Asked again whether he believed a second vote was “inevitable” if no election could be secured, he replied: “That’s right. So we've said our policy is if we can't get a general election, well then the other option which we've kept on the table is the people's vote, a public vote.”

He added: “At some stage if Parliament can’t decide, the government can’t deliver; you’ll have to go back to the people at some stage."

Earlier a spokesman for Jeremy Corbyn said a second referendum was one of several potential outcomes in the current Brexit turmoil, but stopped short of saying it would be "nevitable if there was no election.

He said: "We will be opposing that deal in Parliament.

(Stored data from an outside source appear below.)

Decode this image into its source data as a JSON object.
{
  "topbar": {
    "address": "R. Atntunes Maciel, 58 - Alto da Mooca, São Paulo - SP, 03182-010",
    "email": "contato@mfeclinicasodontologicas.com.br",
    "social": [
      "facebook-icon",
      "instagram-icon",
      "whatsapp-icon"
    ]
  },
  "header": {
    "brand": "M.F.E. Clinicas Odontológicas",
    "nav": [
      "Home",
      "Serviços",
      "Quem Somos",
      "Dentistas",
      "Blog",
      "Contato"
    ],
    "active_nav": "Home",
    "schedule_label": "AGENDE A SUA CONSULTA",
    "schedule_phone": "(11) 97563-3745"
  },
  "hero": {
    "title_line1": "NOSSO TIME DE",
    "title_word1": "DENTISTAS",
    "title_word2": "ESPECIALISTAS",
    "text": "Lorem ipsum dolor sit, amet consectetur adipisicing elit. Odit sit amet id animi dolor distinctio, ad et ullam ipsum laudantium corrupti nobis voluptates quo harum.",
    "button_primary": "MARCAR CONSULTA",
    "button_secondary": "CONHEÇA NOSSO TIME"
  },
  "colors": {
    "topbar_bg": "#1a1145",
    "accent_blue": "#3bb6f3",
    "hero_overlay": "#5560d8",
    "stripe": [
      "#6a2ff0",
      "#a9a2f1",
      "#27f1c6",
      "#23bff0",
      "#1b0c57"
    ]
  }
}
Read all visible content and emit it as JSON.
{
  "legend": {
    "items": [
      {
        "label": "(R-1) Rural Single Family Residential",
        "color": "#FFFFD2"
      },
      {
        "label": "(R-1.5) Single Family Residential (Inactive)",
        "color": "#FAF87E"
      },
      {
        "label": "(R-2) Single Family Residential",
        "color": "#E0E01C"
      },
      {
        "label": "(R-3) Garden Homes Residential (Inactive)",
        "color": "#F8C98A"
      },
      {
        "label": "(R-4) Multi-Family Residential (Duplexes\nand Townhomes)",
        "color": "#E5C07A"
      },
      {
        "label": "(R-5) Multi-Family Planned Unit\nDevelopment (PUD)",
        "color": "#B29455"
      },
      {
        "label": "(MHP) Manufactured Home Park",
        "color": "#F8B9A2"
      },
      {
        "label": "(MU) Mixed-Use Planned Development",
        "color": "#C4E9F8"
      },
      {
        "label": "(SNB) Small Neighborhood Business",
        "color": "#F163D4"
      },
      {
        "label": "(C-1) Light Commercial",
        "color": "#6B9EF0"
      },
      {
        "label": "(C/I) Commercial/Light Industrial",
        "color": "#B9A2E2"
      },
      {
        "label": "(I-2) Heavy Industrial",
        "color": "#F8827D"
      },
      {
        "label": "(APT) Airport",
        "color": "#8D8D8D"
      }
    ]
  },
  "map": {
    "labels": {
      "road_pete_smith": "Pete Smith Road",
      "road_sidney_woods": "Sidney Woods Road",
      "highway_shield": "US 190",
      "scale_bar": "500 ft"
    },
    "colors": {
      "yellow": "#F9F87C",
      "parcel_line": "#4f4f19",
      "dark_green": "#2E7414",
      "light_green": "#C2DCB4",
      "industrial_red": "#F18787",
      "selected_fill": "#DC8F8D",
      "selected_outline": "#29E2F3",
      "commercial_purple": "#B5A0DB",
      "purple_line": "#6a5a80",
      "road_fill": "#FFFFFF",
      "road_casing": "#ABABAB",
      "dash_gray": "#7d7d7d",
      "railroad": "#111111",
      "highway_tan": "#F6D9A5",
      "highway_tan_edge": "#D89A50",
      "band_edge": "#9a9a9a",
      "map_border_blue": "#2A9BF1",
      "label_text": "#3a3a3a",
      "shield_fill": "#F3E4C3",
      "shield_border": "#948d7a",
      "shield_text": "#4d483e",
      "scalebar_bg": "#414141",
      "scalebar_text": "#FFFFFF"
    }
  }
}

If that deal falls, our position is that a general election would be the best outcome and if we unable to get a general election, all options would be on the table, including the option of support for a public vote."

The spokesperson said other options which must be considered include Labour's own "jobs first" Brexit plan.

Mr McDonnell's remarks were quickly welcomed by campaigners for a second Brexit referendum.

Labour MP Owen Smith told PoliticsHome: "I think that is a hugely significant acknowledgement by John McDonnell - who is nobody's fool - who is clearly acknowledging that securing a general election, whilst we in Labour of course might want one, is extremely difficult and ultimately not in our gift.

"And if we cannot achieve that what we will inevitably have to do is put the Brexit deal back to the people."

He added: "The reason I think he's right to conclude that is if you want a radical government that is going to spend more money on public services and undo some of the damage done by the Tories you've got to not do Brexit.

"Because Brexit is going, we now know, to inevitably mean less money for public services and less headroom for an incoming Labour government to do the things it wants to do."

MCDONNELL: WE'LL HAVE DEBATE ON WHICH OPTION WE BACK

Elsewhere in his BBC interview, Mr McDonnell left the door open to Labour campaigning to Remain inside the EU in any second vote, saying he had “always believed that Remain is the best option”.

Asked if his party could go into a second vote campaigning to stay in the EU, he said: “Well, we'll take the position in terms of what the overall Labour party position is and we'll have that debate.

“If there was a vote on the whether we remained or whether we accepted another deal - [if] it is a Labour Party deal we were confident in, I'd argue for that.

“If it was a deal that we've got no confidence from the government [in], something like that, I couldn't support it.”